As such, in respect of the principle of relevance, the court found that in considering an application to compel production of documents pursuant to a Rule 35(12) notice, the court needs to utilise its discretion in a narrow sense. As such, giving effect to the sentiments that “once you make reference to the document, you must produce it”. This has the effect of limiting a party’s scope to refuse the production of such documentation.
As such, on a strict reading of Rule 35(12), the requested documentation which Novus had claimed to be irrelevant was ordered to be produced to Caxton.
Novus contended that a certain report (referred to in its answering affidavit in the main application and subsequently requested in terms of Rule 35(12)) was privileged and was thus protected from disclosure.

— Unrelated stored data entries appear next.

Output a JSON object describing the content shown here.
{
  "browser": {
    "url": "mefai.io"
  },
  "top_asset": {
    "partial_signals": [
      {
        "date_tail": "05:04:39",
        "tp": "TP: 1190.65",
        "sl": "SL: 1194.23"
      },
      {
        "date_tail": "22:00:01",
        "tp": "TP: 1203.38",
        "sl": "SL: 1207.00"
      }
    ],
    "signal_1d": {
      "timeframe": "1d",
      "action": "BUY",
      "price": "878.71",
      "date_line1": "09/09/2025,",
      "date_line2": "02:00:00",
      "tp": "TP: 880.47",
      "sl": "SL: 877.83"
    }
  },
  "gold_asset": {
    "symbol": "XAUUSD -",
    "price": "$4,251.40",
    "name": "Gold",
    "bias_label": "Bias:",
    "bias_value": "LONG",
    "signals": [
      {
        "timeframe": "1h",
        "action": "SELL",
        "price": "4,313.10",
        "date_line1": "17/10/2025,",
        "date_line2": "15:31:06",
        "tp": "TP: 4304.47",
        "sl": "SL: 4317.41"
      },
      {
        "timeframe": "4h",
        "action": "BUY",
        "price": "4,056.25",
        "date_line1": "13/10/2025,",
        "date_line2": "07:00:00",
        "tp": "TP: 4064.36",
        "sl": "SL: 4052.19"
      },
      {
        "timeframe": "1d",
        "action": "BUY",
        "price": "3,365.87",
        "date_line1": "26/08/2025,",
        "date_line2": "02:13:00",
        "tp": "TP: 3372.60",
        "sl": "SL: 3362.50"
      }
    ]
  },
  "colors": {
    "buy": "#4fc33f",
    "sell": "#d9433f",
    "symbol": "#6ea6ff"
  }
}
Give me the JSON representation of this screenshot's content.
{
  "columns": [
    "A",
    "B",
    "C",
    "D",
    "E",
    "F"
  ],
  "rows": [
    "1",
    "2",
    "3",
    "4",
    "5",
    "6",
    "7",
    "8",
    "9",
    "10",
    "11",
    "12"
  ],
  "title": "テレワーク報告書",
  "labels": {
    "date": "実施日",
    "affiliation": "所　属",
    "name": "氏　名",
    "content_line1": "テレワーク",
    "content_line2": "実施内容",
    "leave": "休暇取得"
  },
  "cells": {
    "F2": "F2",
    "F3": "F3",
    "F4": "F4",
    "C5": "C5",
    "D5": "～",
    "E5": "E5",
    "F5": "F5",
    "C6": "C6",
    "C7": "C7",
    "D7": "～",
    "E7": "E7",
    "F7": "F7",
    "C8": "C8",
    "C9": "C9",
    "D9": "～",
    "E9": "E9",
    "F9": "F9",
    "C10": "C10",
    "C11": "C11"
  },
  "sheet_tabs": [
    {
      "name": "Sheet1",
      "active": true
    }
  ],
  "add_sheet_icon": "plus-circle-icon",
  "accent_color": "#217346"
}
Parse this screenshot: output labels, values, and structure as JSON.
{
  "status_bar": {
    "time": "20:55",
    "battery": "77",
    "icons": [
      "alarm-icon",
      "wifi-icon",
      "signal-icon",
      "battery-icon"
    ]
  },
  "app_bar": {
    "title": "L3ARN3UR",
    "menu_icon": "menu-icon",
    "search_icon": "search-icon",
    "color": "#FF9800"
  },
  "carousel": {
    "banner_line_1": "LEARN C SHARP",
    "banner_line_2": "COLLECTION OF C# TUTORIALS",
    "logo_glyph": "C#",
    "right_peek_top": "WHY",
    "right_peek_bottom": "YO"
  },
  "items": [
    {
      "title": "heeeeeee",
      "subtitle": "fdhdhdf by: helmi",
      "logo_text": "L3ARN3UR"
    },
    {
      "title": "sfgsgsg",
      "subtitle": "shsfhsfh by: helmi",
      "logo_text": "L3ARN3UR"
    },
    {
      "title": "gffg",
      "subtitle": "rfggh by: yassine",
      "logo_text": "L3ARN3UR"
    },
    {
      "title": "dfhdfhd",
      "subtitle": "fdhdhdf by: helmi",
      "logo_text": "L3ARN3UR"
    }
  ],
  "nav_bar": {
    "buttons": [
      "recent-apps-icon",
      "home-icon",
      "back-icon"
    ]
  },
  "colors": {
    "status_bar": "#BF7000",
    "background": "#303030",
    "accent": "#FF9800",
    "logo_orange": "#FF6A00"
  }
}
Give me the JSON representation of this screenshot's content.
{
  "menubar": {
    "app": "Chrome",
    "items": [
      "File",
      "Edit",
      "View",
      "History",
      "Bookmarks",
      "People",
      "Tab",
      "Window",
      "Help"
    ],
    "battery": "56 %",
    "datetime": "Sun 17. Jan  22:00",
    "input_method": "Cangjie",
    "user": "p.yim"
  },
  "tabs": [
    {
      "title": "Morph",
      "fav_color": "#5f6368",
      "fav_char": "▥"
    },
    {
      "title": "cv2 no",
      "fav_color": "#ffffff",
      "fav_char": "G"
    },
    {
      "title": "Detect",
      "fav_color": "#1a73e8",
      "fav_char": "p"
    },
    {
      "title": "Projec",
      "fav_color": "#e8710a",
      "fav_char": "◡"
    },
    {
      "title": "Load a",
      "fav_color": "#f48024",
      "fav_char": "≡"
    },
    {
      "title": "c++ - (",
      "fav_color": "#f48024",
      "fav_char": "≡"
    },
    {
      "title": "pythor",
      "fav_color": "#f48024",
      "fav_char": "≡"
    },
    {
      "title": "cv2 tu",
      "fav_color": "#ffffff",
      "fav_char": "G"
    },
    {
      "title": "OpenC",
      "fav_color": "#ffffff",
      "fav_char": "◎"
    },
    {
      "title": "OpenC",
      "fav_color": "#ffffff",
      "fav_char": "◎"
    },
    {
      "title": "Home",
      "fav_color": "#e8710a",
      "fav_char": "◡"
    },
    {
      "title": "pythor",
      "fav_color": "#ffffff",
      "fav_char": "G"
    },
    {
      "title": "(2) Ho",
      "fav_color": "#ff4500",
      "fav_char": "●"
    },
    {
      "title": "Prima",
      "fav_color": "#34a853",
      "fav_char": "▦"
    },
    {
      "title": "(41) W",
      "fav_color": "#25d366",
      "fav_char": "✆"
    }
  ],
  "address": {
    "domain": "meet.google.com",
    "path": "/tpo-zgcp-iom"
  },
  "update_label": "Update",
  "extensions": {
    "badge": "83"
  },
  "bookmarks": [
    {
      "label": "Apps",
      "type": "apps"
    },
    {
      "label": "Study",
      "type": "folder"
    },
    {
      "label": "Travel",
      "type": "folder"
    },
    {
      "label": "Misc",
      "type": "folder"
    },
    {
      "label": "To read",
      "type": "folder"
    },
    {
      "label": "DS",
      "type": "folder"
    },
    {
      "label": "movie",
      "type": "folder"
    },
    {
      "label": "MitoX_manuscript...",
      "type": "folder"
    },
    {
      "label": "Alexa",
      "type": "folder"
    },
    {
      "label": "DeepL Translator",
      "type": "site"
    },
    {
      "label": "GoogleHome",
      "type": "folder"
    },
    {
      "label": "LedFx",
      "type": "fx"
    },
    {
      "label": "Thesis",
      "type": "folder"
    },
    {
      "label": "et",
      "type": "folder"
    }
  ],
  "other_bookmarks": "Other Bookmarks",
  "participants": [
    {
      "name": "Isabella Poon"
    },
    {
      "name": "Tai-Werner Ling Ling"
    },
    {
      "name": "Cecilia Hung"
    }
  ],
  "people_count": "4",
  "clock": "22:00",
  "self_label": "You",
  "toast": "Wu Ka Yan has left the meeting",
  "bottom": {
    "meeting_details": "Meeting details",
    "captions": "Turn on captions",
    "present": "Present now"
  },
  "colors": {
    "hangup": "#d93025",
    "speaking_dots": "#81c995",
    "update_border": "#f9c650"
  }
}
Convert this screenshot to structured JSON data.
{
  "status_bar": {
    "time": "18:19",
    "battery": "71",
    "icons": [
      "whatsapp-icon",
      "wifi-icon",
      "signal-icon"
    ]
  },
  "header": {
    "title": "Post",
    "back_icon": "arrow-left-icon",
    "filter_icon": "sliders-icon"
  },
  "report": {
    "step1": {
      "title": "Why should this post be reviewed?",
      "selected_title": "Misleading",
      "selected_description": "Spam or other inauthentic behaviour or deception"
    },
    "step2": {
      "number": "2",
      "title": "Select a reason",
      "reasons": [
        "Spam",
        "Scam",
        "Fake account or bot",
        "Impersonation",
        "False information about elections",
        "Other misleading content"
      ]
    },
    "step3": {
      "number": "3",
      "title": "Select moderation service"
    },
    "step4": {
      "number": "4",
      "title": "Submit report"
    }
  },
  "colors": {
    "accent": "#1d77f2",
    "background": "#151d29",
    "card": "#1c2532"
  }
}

In this respect, it was found that it was incumbent on Novus to establish that the communication was:
- made for the purpose of being placed before its legal advisor with the view to providing legal advice; and
- made for the purpose of either pending litigation or litigation that was contemplated as likely at the time.
On review of the facts of the matter, the court found that such report was not privileged and was therefore to be produced by Novus.
In addition to the aforementioned grounds, Novus claimed that certain documentation ought not to be produced due to the fact that it contained sensitive commercial information.
In contemplation of the confidentiality of the documentation, the court, while stating that “the disclosure of sensitive commercial information by way of discovery is not novel”, concluded that “a court will strive to strike a fine balance between the competing interests of the litigants”. In this respect, a court will not adopt a predisposition in favour of or against permitting the production of the documentation in question.
In order to implement such balance, the court canvassed the imposition of a confidentiality regime, rather than a steadfast refusal to produce such documentation as had been adopted by Novus.
On review of the Caxton case, it is clear that a party refusing to produce documentation in terms of Rule 35(12) has a limited scope within which to do so. This is due to the fact that Rule 35(12) has a broader application than the remainder of Rule 35, specifically regarding the relevance of documents or recordings that have been referenced in a pleading or affidavit.
As a result, a litigant should be circumspect when referring to documentation or recordings in pleadings and affidavits as “once you make reference to the document, you must produce it”.